In a small glass vitrine positioned against one of the walls, a selection of mobile phones are neatly arranged next to one another like prized art objects. The disparity of size, display, functions and colour amongst the various models, from the clunky and cumbersome ‘brick phones’ of the 1980s to the credit card-sized versions of today are designed to highlight progressive technological advancements and the meteoric development of the domestic electronics industry. Wall plaques hanging above the display case proudly present statistics on mobile phone usage and are intended to serve as striking barometers of social change and economic prosperity, visualising the success story which is integral to the party’s legitimacy and its claim to power.
It is striking that one of the only other videos to be released by the ‘Road to Rejuvenation’ Studio emerged on February 8th of this year, and is entitled Zhongguo gongchandang yu ni yiqi zai lushang《中国共产党与你一起在路上》“The Communist Party of China Is With You Along the Way.” The video visualises Xi’s concept of 中国梦 ‘The Chinese Dream’ a phrase that he significantly first uttered in a speech delivered when he visited the very same ‘Road to Rejuvenation’ exhibition on November 29th, 2012, shortly after his election.

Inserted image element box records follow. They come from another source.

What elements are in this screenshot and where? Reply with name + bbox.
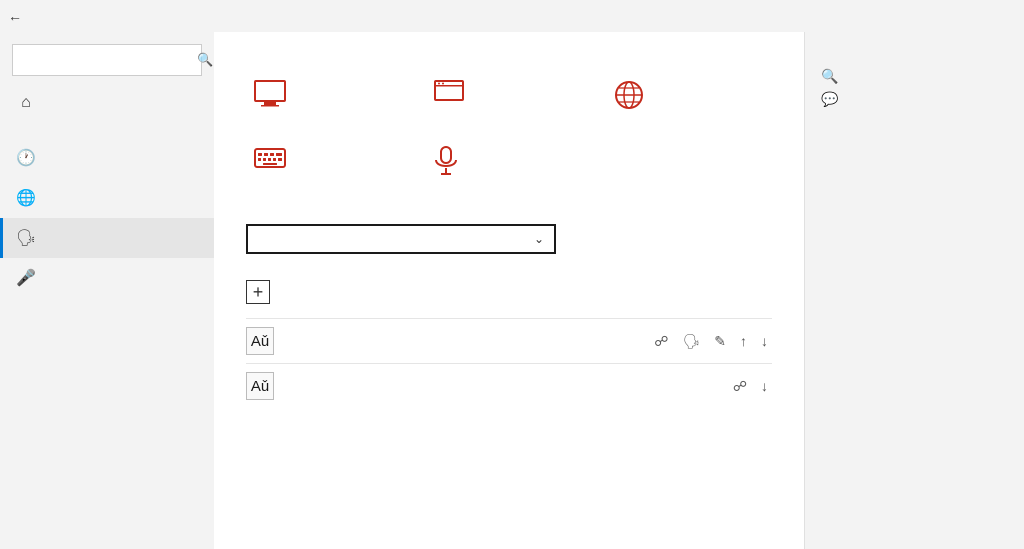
add-icon: + [246,280,270,304]
english-lang-icon: Aǔ [246,327,274,355]
monitor-icon [254,80,398,114]
options-button-viet[interactable]: ☍ [729,376,751,397]
display-language-dropdown[interactable]: ⌄ [246,224,556,254]
title-bar-left: ← [8,8,30,24]
sidebar-item-datetime[interactable]: 🕐 [0,138,214,178]
title-bar-controls [878,0,1016,32]
vietnamese-lang-actions: ☍ ↓ [729,376,772,397]
move-down-button[interactable]: ↓ [757,331,772,351]
app-body: 🔍 ⌂ 🕐 🌐 🗣 🎤 [0,32,1024,549]
tile-regional-format[interactable] [606,72,766,134]
title-bar: ← [0,0,1024,32]
sidebar-item-home[interactable]: ⌂ [0,84,214,122]
language-entry-vietnamese: Aǔ ☍ ↓ [246,363,772,408]
window-icon [434,80,578,112]
speech-icon: 🎤 [16,268,36,288]
language-entry-english: Aǔ ☍ 🗣 ✎ ↑ ↓ [246,318,772,363]
move-up-button[interactable]: ↑ [736,331,751,351]
main-content: ⌄ + Aǔ ☍ 🗣 ✎ ↑ ↓ [214,32,804,549]
minimize-button[interactable] [878,0,924,32]
display-language-dropdown-wrapper: ⌄ [246,224,556,254]
preferred-languages-section: + Aǔ ☍ 🗣 ✎ ↑ ↓ Aǔ ☍ [246,274,772,408]
sidebar: 🔍 ⌂ 🕐 🌐 🗣 🎤 [0,32,214,549]
globe-icon: 🌐 [16,188,36,208]
sidebar-section-header [0,122,214,138]
microphone-icon [434,146,578,182]
chevron-down-icon: ⌄ [534,232,544,246]
language-icon: 🗣 [16,228,36,248]
keyboard-icon [254,146,398,176]
extra-actions-section: 🔍 💬 [821,68,1008,108]
add-language-button[interactable]: + [246,274,772,310]
tile-apps-websites[interactable] [426,72,586,134]
sidebar-item-language[interactable]: 🗣 [0,218,214,258]
handwriting-button[interactable]: ✎ [710,331,730,352]
clock-icon: 🕐 [16,148,36,168]
sidebar-item-region[interactable]: 🌐 [0,178,214,218]
tile-windows-display[interactable] [246,72,406,134]
right-panel: 🔍 💬 [804,32,1024,549]
close-button[interactable] [970,0,1016,32]
search-input[interactable] [21,53,197,68]
regional-icon [614,80,758,116]
give-feedback-item: 💬 [821,91,1008,108]
tiles-grid [246,72,772,200]
vietnamese-lang-icon: Aǔ [246,372,274,400]
tile-keyboard[interactable] [246,138,406,200]
tile-speech[interactable] [426,138,586,200]
back-icon[interactable]: ← [8,8,22,24]
speech-button[interactable]: 🗣 [678,331,704,352]
sidebar-item-speech[interactable]: 🎤 [0,258,214,298]
get-help-item: 🔍 [821,68,1008,85]
restore-button[interactable] [924,0,970,32]
feedback-icon: 💬 [821,91,838,108]
home-icon: ⌂ [16,94,36,112]
english-lang-actions: ☍ 🗣 ✎ ↑ ↓ [650,331,772,352]
search-icon: 🔍 [197,52,213,68]
sidebar-search[interactable]: 🔍 [12,44,202,76]
help-icon: 🔍 [821,68,838,85]
options-button[interactable]: ☍ [650,331,672,352]
move-down-button-viet[interactable]: ↓ [757,376,772,396]
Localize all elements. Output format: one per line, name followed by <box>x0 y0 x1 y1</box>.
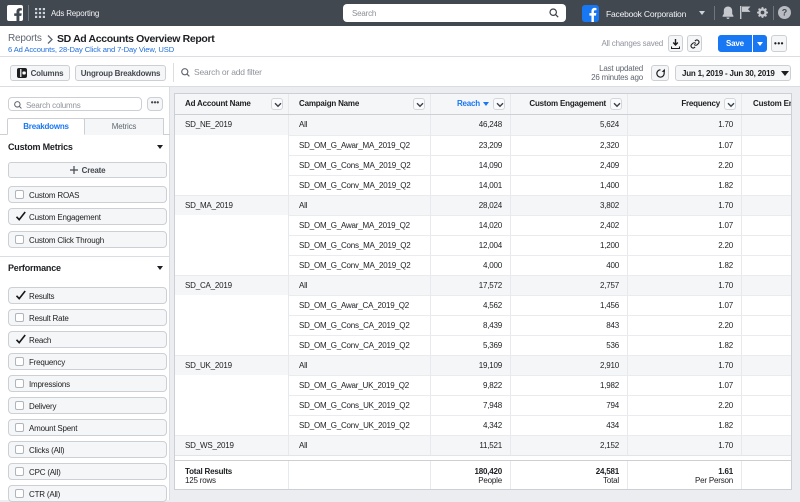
svg-text:?: ? <box>782 8 788 18</box>
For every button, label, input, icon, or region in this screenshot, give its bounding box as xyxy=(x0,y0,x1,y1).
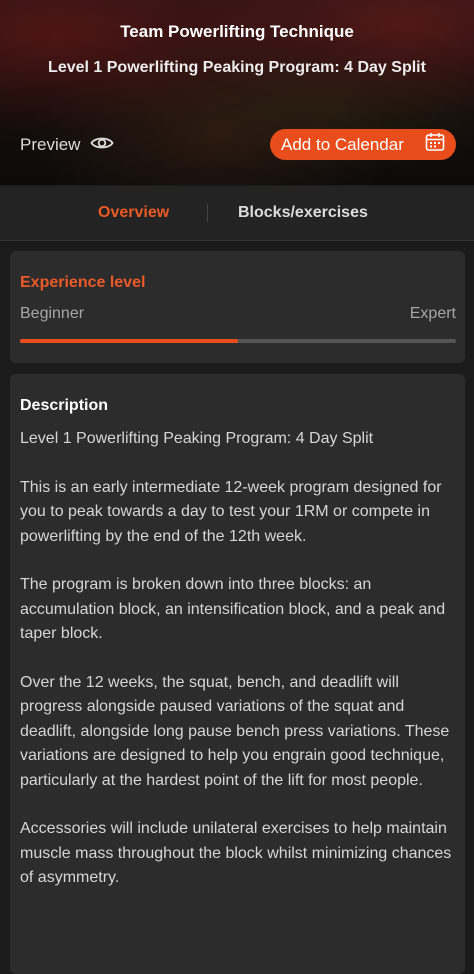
program-team-title: Team Powerlifting Technique xyxy=(120,22,354,41)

At the exhibition, Xi announced his vision for the achievement of the “great rejuvenation of the Chinese nation” reflecting a “national aspiration for a ‘Chinese Dream’ which would make the country stronger through development”. Since then the phrase Zhongguo Meng ‘The Chinese Dream’ has become increasingly conspicuous within the cultural and political landscape of contemporary China, its visualisations allied with sagacious ‘one-party’ rule and the strong leadership of its self-proclaimed most modern multimedia leader.
Rather than constructing the sort of ‘cult of personality’ which characterised Mao’s rule, Xi represents the culmination of over two decades of Chinese leadership who have adopted the sophisticated spin tactics endemic both to US presidential politics and the relentless PR machinery which characterised the Tony Blair years. As Ann-Marie Brady comments in ‘Marketing Dictatorship‘ these developments can be viewed “as an indication of [the Party’s] determination to survive and its ability to absorb new methods and technologies to enable it to do so.”
Brady points to a 2013 speech in which China’s president spoke of the need to attract digital natives to the Communist cause. In the speech Xi announced: “China has close to 600 million internet users, including 460 million who access the internet with their phones.” He continued: “many people, especially young people, basically do not look at mainstream media, most get their news from the internet. We must face this fact, put in more effort to take the initiative of this opinion battlefield and not get marginalised.”
If “The Chinese Dream” represents Xi’s pitch for a rejuvenated, powerful nation, then the visual media explored in this post illustrate that Xi’s government is employing an increasingly sophisticated array of digital technologies to paint Xi as both faithful to his Communist roots, and at the same time sufficiently savvy to realise the necessity of engaging with contemporary social media. Using both old and new tools, Xi has enlarged his image by taking the mobile phones out of the museum display cabinets and placing them squarely in the hands of users.